What About MTHFR Gene Variants
You may have seen claims that people with MTHFR gene variants can’t process folic acid and need methylfolate instead. The CDC has addressed this directly: people with MTHFR variants can process all types of folate, including folic acid. Those with the most common variant (MTHFR 677 TT) have blood folate levels only about 16 percent lower than people without the variant when taking the same dose. Taking 400 mcg of folic acid daily raises blood folate levels regardless of MTHFR status, and the CDC states that your folic acid intake matters more than your genotype for determining how much folate ends up in your blood.

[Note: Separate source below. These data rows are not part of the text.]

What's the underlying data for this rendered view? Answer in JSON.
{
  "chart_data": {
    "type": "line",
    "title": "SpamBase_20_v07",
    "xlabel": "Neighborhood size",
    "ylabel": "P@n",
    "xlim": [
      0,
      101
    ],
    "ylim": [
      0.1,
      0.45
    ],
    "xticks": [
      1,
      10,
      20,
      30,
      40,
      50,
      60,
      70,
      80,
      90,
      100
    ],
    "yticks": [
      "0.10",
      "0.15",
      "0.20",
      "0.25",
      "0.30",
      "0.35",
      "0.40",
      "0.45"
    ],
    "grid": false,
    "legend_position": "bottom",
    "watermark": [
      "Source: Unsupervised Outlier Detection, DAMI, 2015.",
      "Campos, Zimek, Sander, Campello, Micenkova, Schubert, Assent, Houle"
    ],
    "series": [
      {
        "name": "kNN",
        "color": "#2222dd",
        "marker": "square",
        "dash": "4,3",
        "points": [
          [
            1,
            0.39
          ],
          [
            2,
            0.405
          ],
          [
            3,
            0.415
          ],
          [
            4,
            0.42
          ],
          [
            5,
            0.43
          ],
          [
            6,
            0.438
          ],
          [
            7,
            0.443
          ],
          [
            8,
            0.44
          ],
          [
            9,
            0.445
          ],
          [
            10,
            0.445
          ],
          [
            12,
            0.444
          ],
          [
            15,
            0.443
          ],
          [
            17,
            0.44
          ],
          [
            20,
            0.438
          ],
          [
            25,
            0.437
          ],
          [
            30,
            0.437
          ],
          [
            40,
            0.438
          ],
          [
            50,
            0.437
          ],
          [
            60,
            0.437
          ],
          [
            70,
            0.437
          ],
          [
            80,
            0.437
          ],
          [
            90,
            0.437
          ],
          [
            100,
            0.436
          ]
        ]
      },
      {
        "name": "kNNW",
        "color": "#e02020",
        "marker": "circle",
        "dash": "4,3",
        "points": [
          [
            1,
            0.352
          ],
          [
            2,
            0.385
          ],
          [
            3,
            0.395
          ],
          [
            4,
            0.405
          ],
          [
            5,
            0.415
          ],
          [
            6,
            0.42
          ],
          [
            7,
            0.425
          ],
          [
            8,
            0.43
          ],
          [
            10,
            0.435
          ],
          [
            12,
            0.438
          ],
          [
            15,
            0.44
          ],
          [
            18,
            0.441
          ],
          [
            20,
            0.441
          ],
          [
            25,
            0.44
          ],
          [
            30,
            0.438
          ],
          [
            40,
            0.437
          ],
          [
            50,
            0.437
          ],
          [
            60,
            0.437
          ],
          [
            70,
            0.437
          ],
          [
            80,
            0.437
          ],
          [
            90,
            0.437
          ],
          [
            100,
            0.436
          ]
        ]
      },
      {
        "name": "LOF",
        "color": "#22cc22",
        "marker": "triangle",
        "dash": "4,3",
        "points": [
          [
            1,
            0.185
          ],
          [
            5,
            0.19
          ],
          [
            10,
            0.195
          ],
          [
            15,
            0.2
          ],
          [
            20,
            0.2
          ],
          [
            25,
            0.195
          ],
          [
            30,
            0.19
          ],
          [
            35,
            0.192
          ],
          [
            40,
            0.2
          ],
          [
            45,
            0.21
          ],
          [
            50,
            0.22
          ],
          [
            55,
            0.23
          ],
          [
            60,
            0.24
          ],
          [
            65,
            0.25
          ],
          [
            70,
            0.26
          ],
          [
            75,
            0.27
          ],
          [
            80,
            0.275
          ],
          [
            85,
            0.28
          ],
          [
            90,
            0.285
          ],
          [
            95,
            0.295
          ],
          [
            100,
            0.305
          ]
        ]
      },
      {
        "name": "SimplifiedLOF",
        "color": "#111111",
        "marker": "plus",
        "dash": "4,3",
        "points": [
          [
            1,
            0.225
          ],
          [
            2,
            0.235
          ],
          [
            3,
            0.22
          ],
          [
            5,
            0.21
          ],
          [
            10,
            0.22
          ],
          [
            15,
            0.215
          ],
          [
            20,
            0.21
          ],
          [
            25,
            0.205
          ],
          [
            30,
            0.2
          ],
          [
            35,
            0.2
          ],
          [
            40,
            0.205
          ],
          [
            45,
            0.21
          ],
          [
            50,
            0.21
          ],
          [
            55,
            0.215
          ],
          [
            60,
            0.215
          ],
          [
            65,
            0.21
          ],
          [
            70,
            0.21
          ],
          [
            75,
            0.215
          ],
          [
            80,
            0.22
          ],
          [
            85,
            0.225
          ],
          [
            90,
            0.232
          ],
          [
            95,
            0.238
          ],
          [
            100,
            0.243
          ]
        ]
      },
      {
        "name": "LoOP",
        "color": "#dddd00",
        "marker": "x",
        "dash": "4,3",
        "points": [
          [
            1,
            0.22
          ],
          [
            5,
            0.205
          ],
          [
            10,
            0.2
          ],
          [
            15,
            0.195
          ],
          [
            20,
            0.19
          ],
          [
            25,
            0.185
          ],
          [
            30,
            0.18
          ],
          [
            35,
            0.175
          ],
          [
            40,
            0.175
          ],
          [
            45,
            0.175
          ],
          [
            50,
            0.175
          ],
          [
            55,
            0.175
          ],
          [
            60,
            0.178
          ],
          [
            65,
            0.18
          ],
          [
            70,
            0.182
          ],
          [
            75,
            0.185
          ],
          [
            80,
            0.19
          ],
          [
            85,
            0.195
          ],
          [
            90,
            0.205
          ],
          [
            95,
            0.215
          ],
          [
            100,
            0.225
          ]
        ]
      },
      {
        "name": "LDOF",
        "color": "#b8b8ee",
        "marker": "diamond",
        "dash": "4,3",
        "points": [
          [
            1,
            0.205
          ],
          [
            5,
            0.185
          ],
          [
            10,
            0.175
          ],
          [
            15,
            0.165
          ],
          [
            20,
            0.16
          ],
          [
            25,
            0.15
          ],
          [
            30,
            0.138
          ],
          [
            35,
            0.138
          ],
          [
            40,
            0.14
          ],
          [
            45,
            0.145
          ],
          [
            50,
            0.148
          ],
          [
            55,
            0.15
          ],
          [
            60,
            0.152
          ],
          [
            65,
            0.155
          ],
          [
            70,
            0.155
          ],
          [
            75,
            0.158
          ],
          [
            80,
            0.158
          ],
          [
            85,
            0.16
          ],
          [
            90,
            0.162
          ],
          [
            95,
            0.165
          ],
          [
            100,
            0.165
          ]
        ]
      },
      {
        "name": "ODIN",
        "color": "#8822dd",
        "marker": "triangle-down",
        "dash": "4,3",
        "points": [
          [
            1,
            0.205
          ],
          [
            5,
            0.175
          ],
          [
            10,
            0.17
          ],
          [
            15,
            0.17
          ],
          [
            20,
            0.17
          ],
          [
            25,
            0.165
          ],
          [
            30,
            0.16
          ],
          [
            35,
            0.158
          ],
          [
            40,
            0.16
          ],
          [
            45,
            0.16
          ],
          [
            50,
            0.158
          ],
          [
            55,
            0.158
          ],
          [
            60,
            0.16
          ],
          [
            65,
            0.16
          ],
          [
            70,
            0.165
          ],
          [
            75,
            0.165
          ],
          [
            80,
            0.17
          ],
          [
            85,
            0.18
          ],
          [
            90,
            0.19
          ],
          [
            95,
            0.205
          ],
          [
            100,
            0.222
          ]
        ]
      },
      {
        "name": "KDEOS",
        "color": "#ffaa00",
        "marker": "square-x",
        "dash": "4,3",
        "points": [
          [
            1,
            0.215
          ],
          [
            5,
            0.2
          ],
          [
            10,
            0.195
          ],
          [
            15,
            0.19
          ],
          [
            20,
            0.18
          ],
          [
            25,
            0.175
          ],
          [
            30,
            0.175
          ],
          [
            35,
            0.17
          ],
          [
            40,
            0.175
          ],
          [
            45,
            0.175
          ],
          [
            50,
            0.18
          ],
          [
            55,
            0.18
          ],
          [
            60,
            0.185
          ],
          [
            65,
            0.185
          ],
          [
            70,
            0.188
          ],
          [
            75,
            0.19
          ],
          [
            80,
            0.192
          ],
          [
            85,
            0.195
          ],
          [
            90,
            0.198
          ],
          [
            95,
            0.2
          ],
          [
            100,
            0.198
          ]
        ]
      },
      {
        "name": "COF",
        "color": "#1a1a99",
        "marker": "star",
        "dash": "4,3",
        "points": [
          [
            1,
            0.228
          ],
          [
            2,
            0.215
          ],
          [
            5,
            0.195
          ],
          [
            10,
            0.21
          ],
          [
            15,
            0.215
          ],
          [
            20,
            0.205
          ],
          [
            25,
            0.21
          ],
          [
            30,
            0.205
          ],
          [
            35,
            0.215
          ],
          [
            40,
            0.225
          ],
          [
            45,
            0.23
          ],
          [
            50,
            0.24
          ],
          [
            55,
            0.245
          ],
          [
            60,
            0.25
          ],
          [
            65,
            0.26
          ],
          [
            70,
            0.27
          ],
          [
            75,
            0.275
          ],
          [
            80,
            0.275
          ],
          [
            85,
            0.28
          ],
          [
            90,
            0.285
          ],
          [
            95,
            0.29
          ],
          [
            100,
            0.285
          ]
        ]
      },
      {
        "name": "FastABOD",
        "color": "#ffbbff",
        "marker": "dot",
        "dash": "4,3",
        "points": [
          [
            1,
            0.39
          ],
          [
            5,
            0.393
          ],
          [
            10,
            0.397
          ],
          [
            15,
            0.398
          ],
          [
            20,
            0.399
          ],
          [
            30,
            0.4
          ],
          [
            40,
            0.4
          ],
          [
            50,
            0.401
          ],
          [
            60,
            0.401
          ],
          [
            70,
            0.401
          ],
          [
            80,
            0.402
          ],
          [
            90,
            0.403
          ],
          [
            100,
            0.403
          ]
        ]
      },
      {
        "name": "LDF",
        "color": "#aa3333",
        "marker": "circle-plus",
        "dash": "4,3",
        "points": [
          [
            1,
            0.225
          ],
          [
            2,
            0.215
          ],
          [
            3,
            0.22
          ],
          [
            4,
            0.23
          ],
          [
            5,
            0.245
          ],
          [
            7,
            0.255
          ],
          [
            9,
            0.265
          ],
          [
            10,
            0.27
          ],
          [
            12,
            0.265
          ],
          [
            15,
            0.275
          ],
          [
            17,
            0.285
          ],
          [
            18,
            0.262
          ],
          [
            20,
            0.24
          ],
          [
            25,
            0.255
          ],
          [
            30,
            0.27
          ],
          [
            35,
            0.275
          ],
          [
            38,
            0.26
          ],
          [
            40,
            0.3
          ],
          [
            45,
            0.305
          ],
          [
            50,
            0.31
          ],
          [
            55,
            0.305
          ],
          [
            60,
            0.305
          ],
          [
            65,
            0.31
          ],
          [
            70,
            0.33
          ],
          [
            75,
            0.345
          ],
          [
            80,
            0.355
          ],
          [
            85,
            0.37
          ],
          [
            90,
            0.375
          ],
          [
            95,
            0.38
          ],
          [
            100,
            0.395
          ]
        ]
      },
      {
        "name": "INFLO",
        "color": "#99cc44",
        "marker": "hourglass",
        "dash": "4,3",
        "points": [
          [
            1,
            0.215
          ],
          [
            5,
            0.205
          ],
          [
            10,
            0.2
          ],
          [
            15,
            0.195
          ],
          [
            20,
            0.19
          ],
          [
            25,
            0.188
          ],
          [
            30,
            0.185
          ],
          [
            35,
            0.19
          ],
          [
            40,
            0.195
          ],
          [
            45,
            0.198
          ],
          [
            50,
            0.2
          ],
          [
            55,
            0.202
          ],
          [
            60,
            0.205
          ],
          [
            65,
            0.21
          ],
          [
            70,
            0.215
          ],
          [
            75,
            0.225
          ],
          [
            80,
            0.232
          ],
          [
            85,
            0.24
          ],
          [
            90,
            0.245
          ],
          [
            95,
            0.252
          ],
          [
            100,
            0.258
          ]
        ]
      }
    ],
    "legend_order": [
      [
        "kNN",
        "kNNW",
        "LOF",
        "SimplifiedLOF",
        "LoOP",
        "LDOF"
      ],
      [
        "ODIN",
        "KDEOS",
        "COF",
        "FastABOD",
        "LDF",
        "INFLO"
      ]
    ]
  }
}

In short, an MTHFR variant is not a reason to avoid folic acid or to assume standard supplementation won’t work for you.
A Practical Timeline
If you’re actively planning a pregnancy, start taking 400 mcg of folic acid daily at least one month before you begin trying, ideally two to three months. If you fall into a higher-risk category, talk to your provider about starting 5,000 mcg daily two months before conception and continuing through the first trimester. For everyone else, continue your prenatal vitamin containing folic acid throughout pregnancy. The supplement is inexpensive, widely available, and one of the most effective single interventions for preventing a serious birth defect.